Why not make the wedding cake shaped like a stack of suitcases? You could also put a little globe on top with bride and groom figurines holding their passports. The use of toppers is a great way to incorporate little aeroplanes or special messages.
If you were going with a gold theme, you could use gold leaf to paint a map onto the side of the cake, this could also be done with wafer paper shaped like certain landmarks such as the Eiffel Tower or London Bridge. These could also be cut out of black icing and templated on a white base for a striking effect.
Katey Melici, Cakes by Katey
Just one slice
Q. We're not big fans of cake and would love to have a cheese version instead. What flavours and designs would you suggest for a spring wedding?
A. Sarah Atkinson says: When it comes to cheese wedding cakes, the flavours aren't something you need to consider like you would with a usual wedding cake. Depending on the number of tiers, you can include a range of different flavours to suit everyone's preferences. There are so many variations on the market, so whatever you like, chances are many of your guests will like it also.
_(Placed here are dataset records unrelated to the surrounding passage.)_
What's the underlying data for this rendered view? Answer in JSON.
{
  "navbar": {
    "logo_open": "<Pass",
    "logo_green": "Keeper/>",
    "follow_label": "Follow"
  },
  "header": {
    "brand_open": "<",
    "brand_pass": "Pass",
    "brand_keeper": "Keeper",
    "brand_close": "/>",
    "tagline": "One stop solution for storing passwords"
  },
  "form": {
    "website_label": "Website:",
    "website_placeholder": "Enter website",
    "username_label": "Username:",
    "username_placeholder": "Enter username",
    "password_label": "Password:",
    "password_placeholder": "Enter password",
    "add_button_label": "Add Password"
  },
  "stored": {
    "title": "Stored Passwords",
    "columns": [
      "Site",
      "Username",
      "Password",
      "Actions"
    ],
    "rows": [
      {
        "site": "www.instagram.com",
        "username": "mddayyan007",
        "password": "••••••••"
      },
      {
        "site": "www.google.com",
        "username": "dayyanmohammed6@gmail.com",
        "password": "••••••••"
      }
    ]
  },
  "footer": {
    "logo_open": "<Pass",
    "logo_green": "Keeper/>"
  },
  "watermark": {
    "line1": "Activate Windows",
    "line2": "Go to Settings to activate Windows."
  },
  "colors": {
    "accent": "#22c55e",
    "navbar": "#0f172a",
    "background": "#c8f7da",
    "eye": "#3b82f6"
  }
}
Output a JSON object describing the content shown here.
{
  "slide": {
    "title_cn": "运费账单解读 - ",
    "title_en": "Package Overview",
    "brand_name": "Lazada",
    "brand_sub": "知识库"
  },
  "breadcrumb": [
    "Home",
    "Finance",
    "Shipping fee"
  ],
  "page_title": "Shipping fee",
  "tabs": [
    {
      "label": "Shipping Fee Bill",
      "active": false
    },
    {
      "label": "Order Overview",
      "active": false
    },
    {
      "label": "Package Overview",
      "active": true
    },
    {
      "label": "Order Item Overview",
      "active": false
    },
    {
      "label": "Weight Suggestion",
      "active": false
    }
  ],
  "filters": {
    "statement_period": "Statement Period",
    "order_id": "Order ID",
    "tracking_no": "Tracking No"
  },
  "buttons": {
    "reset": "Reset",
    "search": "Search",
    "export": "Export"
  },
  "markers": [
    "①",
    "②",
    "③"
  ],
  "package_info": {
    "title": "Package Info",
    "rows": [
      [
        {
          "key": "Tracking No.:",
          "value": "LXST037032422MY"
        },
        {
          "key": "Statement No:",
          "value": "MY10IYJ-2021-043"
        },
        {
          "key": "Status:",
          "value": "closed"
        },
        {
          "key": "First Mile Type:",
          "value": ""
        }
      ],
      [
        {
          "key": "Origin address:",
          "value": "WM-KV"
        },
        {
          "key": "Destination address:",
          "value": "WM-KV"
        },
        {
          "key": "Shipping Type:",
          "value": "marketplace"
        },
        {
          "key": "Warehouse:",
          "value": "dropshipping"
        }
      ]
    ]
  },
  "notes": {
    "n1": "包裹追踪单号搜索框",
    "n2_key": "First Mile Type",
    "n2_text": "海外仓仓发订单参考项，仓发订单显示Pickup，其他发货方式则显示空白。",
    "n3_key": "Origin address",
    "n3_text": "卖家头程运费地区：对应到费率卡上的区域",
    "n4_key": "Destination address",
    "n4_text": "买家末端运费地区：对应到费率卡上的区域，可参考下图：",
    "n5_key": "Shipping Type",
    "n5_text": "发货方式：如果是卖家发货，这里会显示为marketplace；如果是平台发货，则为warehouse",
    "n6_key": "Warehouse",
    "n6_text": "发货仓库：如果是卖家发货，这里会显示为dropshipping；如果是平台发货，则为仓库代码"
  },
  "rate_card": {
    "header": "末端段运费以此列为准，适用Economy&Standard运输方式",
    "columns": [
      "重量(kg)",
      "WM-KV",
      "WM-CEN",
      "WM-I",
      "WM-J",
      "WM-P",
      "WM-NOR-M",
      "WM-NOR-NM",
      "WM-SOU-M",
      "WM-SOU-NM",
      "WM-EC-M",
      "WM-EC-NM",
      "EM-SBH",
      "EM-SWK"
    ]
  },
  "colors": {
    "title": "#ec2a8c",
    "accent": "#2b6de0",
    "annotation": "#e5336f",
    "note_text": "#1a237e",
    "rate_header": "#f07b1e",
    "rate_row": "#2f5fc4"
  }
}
You could have two cheddars which taste nice, one with a shiny view of the outside like a processed cheese or a nice farmhouse style, which is encrusted in a salty thicker outer layer that gives it the appearance you want for your cake.
Just because it's cheese doesn't mean it can't be decorated with flowers or lace. For an autumnal wedding, you could place it on a nice wooden board with black grapes, figs and other darker coloured fruit, but for spring, perhaps on a frosted glass plate, with lace and flowers to tie in with your theme. To add a splash of colour, go with coloured fruits like strawberries, figs and greenery. Stay away from coloured cheeses and go with blues, brie, white hard options to keep the colours light and fresh.
Sarah Atkinson, Appleby Creamery
Q. We're having a winter wedding and would love to incorporate the time of year into our cake. Do you have any flavour suggestions or decorations we could choose?
A. Whiteny Schofield says: For this time of year, consider seasonal flavours such as black forest, chocolate orange, mint chocolate and of course rich, brandy-soaked fruit cake.
Autumnal colours are phenomenal. There are so many rich shades in the leaves that are actually very similar to the hues found in sponges.
Naked cakes with a dusting of icing sugar, pine cones and berries is a simple yet elegant way of incorporating seasonal shades and textures.
Whiteny Schofield, The Blackrod Cake Company
Let the party begin
Q. We're having a Christmas extravaganza wedding and want an impressive cake that will wow our guests. Do you have any ideas of how we can achieve this?
A. Suzanne Thorp says: For a glamorous option, you could opt for a spectacular all-white cake with oversized snowflakes and snowballs. A dusting of edible glitter will add some sparkle in the candlelight. A white bake will also provide a stunning backdrop for a more traditional Christmas theme and can be decorated with deep red sugar roses, green garlands of holly and ivy and red berries.
If cool chic is more your style, then a Nordic theme with stag heads, hand-painted reindeer, prints and a green, red, cream and grey colour scheme could be the way forward. In terms of décor, you can definitely get away with more at Christmas, so shaped and carved designs with a romantic, yuletide theme will only add to the fun.